Greater subsidies aren’t enough: Lowering the complexity of enrollment is needed to bring more and healthier people into the market
The Affordable Care Act, popularly known as Obamacare, aimed to reduce the high number of uninsured Americans by making medical insurance coverage cheaper and more available. And it did, bringing the number of uninsured Americans down from roughly 47 million in 2010 to close to 27 million in recent years.
That’s still a lot of people lacking health insurance, however.
And there are lots of reasons for that, including repeated efforts to repeal or gut the law. But Obamacare’s foes aren’t the only problem. In the state marketplaces, set up by the law to provide insurance to those shut out of the regular private market, participation remains low, even though federal subsidies can cover a large portion of the cost of premiums.
The low take-up rate is a problem because a smaller insurance pool is likely to contain more sick people who need a lot more medical care than a large pool would, and that leads to higher premiums for everyone in the pool. To hold costs in check and prevent a rush to the exits, marketplaces need to get more people, especially the relatively healthy ones, to sign up.
One solution is to offer more premium subsidies, further lowering the cost of health coverage for lower-income individuals. But “frictions” may also matter for enrollment — for example, complexity of learning about one’s coverage options and subsidies, and the hassle costs of enrolling. A working paper shows how important these frictions are, and offers a solution: reduce the frictions through simple interventions, such as providing targeted information and reminders to enroll.

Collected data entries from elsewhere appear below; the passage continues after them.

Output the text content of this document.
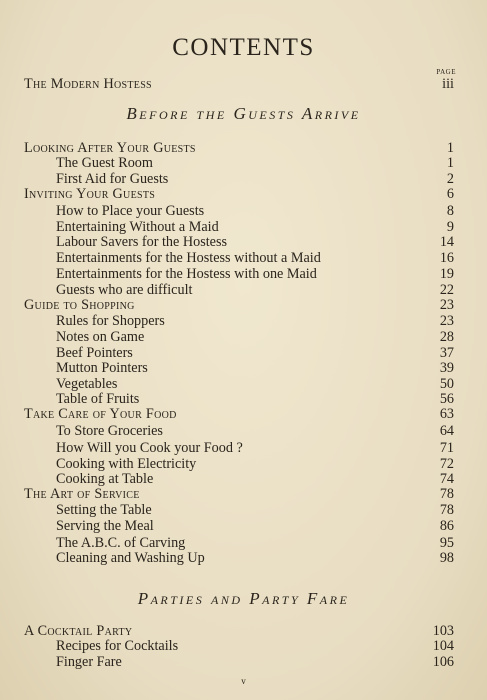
CONTENTS
PAGE
The Modern Hostess	iii
Before the Guests Arrive
Looking After Your Guests	1
The Guest Room	1
First Aid for Guests	2
Inviting Your Guests	6
How to Place your Guests	8
Entertaining Without a Maid	9
Labour Savers for the Hostess	14
Entertainments for the Hostess without a Maid	16
Entertainments for the Hostess with one Maid	19
Guests who are difficult	22
Guide to Shopping	23
Rules for Shoppers	23
Notes on Game	28
Beef Pointers	37
Mutton Pointers	39
Vegetables	50
Table of Fruits	56
Take Care of Your Food	63
To Store Groceries	64
How Will you Cook your Food ?	71
Cooking with Electricity	72
Cooking at Table	74
The Art of Service	78
Setting the Table	78
Serving the Meal	86
The A.B.C. of Carving	95
Cleaning and Washing Up	98
Parties and Party Fare
A Cocktail Party	103
Recipes for Cocktails	104
Finger Fare	106
v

The research — by UCLA’s Richard Domurat, a recent Ph.D. graduate in economics; Isaac Menashe, associate director of policy evaluation at the Covered California marketplace; and UCLA Anderson’s Wesley Yin — revealed evidence that such simple interventions can be enough to lower the behavioral frictions of searching and signing up for health insurance, resulting in markedly higher enrollment.
What’s more, the authors find that new enrollees are much healthier than people already in the marketplace, so their simple interventions lowered risk to insurers, putting downward pressure on premiums.
“Pairing subsidies with efforts to inform consumers and to simplify enrollment may increase enrollment more than through subsidies alone,” the authors write. Their findings suggest that more concerted interventions that target these same frictions — such as more aggressive outreach, a simpler sign-up process and the use of auto-enrollment — could dramatically increase enrollment while lowering premiums and public subsidy spending.